Pourquoi en faire autant ? N’était-il pas suffisant de le faire sortir de son cachot ? Pourquoi se soucia-t-il de son confort matériel et se comporta-t-il comme son valet ?!

Rav Israël Salanter zatsal nous enseigne que lorsque l’on subit une insulte ou un préjudice et que l’offenseur s’excuse, il ne suffit pas de pardonner, il faut aller jusqu’à agir avec bienveillance envers lui, parce que pour rétablir les bons sentiments entre les deux personnes, il faut rendre le mal par le bien.[3]

 Rav Israël Salanter avance deux raisons pour une telle attitude. Tout d’abord, il s’agit de la mitsva de « véalakheta biderakhav » — émuler les qualités d’Hachem. Hachem « rembourse » constamment la déloyauté du fauteur par des bienfaits ; même après la faute et avant le repentir, cet individu continue de jouir la vie et de Ses faveurs. Nous savons qu’Hachem renouvelle constamment le monde ; à chaque instant, Il accomplit un nouveau bienfait pour Ses créatures. Ainsi, l’existence même du mécréant malgré son attitude incorrecte témoigne de la patience et de la bienveillance d’Hachem.

L’homme doit essayer d’émuler Hachem et de faire du bien à celui qui agit mal, et cela s’applique même si la personne en question ne s’est pas excusée.
 

Voici une autre raison pour réagir avec bonté envers celui qui faute : une simple pensée ou quelques mots d’excuse ne suffisent pas pour déraciner des ressentiments que l’on peut éprouver envers celui qui a mal agi. Ceci est basé sur un principe selon lequel une action peut annuler une pensée, mais une pensée ne peut annuler une autre pensée[4]. Ainsi, pour chasser totalement les sentiments négatifs envers quelqu’un, il faut l’aider concrètement. Yossef aurait légitimement pu conserver de la rancune envers Chimon – pour s’assurer que cette aigreur était complètement éradiquée, il est allé jusqu’à se mettre à son service.
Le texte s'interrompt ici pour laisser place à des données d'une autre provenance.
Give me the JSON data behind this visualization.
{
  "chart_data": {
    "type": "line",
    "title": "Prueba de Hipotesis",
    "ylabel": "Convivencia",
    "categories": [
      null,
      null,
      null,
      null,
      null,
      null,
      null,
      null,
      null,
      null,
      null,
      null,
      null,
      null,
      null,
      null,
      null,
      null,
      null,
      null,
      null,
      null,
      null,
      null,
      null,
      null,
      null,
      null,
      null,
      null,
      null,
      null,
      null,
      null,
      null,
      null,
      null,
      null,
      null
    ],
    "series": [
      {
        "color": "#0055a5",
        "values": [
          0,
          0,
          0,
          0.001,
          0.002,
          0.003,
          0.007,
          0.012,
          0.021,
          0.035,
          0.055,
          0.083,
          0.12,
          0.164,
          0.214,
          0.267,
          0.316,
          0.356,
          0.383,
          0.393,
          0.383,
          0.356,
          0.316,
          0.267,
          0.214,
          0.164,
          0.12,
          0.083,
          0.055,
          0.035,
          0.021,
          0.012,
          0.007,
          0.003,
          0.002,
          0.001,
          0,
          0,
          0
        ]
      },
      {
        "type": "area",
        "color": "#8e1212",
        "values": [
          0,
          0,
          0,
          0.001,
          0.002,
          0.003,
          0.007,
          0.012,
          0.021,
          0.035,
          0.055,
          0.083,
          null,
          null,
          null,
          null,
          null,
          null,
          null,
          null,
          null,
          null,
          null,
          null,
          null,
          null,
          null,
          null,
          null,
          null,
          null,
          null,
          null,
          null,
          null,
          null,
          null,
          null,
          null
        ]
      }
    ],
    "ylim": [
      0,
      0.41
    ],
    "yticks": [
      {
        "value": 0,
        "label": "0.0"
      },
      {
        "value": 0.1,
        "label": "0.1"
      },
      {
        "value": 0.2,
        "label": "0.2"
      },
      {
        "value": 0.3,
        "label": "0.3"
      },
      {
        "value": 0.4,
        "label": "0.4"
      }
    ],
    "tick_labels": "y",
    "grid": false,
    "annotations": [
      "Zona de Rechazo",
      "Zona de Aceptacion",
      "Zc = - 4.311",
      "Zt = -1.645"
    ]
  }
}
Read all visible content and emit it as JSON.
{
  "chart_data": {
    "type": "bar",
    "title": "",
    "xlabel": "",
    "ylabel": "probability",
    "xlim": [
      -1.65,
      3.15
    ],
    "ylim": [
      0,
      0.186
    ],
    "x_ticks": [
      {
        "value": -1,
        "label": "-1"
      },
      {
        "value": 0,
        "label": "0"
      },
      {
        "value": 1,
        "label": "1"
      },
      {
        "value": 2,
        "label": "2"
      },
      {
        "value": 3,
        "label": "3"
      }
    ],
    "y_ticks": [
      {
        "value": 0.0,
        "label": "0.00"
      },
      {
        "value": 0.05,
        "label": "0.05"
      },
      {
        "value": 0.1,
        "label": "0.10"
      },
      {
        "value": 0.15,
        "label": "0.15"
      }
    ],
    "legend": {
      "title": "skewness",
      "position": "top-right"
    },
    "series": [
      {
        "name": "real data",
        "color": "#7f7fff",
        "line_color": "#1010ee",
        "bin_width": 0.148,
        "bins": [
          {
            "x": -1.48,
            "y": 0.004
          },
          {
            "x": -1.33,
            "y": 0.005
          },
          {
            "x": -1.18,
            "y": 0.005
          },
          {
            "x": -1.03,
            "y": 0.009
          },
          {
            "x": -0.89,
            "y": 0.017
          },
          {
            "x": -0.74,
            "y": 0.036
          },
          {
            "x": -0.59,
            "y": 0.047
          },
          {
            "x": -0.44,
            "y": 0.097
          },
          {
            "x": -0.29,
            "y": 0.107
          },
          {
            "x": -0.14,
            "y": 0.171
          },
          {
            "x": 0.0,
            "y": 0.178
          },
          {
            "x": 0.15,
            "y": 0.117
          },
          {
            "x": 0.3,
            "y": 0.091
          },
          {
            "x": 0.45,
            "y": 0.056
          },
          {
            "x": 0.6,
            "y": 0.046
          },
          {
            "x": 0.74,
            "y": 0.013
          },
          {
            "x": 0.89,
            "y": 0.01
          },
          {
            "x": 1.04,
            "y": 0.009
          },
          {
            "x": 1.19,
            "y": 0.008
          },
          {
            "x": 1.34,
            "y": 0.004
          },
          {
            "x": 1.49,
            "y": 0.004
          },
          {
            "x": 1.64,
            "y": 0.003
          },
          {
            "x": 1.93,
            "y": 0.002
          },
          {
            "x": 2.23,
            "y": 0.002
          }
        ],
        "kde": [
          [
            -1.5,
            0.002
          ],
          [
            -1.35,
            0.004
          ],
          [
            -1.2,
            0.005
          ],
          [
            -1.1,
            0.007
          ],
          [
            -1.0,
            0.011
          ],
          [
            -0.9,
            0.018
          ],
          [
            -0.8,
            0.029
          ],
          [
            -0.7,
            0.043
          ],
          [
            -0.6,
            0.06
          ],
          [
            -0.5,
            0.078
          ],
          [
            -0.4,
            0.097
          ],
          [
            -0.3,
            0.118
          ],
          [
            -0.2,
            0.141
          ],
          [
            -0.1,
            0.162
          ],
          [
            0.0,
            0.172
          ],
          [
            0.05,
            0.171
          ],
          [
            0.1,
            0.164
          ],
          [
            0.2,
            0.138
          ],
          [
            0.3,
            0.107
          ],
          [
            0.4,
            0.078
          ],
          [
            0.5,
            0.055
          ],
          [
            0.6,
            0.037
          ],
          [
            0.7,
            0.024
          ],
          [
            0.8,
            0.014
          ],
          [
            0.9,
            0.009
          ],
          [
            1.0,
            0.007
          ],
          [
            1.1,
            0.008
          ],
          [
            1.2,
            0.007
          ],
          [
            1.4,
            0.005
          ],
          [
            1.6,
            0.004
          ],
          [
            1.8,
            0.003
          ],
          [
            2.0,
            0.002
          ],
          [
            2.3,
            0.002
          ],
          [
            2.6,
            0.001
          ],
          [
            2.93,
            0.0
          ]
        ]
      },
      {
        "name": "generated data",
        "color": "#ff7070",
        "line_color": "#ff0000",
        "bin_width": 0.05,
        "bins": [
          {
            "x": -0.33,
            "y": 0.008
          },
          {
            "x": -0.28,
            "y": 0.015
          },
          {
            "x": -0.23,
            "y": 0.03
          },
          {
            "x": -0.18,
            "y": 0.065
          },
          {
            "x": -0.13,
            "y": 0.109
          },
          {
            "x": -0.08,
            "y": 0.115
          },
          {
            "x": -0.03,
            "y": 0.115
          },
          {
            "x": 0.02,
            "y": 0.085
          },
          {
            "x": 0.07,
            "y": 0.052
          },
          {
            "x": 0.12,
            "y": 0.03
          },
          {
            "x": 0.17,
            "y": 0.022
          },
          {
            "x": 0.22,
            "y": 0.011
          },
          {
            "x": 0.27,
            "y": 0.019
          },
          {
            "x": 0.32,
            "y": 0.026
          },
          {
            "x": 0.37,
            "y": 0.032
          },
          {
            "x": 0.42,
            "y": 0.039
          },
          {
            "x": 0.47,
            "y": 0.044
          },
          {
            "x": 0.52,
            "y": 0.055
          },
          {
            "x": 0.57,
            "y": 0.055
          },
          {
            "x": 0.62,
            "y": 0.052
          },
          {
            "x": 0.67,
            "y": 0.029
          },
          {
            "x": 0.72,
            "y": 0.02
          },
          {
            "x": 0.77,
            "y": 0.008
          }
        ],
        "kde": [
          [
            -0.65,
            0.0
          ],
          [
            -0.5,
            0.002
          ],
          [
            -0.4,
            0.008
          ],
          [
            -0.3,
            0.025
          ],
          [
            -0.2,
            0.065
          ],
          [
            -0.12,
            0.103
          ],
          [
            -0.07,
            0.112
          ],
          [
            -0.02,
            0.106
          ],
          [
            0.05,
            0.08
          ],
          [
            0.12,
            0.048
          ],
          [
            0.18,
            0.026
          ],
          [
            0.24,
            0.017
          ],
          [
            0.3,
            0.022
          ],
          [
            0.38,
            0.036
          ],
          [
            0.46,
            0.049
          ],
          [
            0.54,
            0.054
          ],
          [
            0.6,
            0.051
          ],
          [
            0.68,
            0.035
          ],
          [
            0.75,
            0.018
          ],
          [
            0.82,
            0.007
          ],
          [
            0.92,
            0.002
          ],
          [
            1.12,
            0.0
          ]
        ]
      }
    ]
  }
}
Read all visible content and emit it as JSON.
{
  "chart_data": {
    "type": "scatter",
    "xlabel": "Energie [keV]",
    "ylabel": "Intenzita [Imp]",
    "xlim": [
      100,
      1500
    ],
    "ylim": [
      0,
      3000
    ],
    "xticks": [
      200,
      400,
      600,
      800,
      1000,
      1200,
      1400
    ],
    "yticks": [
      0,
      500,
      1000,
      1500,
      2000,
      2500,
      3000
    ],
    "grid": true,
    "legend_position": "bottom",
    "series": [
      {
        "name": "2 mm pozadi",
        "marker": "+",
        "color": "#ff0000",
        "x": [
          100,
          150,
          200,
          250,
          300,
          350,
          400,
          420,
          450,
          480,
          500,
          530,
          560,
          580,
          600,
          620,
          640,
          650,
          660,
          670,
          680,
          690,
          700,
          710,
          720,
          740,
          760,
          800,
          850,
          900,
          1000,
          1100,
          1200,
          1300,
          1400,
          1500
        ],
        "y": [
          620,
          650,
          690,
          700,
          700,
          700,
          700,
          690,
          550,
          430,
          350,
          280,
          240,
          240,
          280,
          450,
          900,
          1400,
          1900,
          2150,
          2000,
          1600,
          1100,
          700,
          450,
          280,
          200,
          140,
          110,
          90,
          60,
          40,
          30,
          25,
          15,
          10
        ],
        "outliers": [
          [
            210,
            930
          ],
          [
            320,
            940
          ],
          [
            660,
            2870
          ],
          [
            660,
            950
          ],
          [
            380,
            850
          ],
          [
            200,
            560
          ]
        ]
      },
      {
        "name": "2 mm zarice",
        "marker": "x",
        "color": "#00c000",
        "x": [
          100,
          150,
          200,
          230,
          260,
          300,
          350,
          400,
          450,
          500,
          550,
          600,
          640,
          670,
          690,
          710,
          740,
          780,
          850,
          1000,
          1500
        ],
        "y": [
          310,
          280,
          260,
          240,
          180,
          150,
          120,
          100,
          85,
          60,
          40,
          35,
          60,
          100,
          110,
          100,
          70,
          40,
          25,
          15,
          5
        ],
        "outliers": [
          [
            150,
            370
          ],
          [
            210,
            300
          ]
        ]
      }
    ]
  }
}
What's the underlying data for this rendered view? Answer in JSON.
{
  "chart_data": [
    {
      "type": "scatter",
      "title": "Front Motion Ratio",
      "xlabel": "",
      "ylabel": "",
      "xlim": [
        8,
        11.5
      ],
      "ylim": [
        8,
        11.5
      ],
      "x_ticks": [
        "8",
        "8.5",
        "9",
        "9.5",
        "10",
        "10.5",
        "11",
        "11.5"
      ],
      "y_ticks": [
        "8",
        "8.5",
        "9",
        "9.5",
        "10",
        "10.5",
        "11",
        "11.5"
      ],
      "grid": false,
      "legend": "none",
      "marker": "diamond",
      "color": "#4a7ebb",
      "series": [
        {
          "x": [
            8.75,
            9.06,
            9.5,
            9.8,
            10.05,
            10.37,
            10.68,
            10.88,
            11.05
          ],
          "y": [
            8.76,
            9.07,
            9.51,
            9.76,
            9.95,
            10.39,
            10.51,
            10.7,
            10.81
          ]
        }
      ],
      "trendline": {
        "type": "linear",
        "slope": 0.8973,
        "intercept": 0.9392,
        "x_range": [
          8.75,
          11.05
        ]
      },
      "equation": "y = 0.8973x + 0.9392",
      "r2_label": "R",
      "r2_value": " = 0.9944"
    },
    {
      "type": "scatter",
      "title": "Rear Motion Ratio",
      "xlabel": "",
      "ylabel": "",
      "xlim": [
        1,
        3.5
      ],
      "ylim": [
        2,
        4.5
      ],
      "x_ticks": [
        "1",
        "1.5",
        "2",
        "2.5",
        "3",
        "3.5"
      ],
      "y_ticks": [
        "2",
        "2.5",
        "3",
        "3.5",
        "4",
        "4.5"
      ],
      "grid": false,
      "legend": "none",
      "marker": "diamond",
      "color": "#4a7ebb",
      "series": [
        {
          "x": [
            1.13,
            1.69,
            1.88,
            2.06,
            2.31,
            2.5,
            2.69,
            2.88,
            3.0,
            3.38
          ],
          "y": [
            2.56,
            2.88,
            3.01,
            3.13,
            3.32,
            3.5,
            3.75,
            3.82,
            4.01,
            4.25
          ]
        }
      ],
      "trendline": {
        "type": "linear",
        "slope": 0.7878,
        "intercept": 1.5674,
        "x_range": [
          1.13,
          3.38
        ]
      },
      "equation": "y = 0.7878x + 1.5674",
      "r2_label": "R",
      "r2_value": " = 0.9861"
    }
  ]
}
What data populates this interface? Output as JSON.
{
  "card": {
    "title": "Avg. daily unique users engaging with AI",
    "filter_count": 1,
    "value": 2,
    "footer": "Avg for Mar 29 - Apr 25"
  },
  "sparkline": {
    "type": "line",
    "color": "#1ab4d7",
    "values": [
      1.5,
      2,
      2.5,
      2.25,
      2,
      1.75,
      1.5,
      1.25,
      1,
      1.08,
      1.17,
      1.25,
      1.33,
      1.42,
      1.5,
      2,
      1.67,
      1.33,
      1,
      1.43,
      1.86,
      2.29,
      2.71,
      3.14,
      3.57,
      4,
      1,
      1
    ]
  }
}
Rav Israël Salanter, lui-même, était connu pour sa bienfaisance à l’égard des gens qui lui avaient causé du tort. Un jour où il voyageait en train, un homme qui ne le reconnut pas l’insulta copieusement. Réalisant ensuite que son interlocuteur n’était autre que rav Israël, il le supplia de l’excuser. Une fois le pardon accordé, il annonça qu’il espérait obtenir un diplôme de cho’het (abatteur rituel). Sans même qu’on le lui demande, Rav Israël le mit en contact avec des professeurs qui l’aidèrent à réussir son examen. Rav Israël ne s’est pas contenté de lui pardonner, il agit tangiblement en sa faveur !
 

Certes, il n’est pas facile d’accorder le pardon à quelqu’un qui nous a offensés, mais nous apprenons de Yossef quelle est la réaction appropriée. Il convient d’ajouter que cette attitude bénéficie également à la victime, car elle lui permet de tourner la page en considérant l’oppresseur comme tout le monde, comme quelqu’un qui mérite un bienfait.

Puissions-nous mériter d’émuler Yossef HaTsadik dans notre façon d’agir envers ceux qui nous causent du tort.



[1] Rachi explique qu’il souhaitait séparer Chimon et Lévi, parce qu’il savait qu’ensemble, ils formaient une équipe dangereuse. D’autres commentateurs pensent qu’il voulait que les frères comprennent que ce qui leur arrivait était une punition, mesure pour mesure, de la vente de Yossef ; il emprisonna Chimon parce qu’il était le principal responsable du complot meurtrier contre Yossef. Le Ibn Ezra affirme que l’otage aurait logiquement dû être l’aîné, Réouven, mais Yossef l’épargna par gratitude d’avoir tenté de le protéger tandis que les autres projetaient de le tuer ; il s’en prit donc au cadet, Chimon.

[2] Beréchit Raba, 91:8.

[3] Or Israël, p. 115. Bien que Chimon n’ait apparemment pas demandé pardon à Yossef, celui-ci a entendu tous les frères reconnaître leur erreur quant à leur cruauté à son égard. On peut aussi expliquer que Yossef avait un tel niveau qu’il traita Chimon de la sorte, même s’il ne s’était pas excusé.

[4] Kidouchin, 59b.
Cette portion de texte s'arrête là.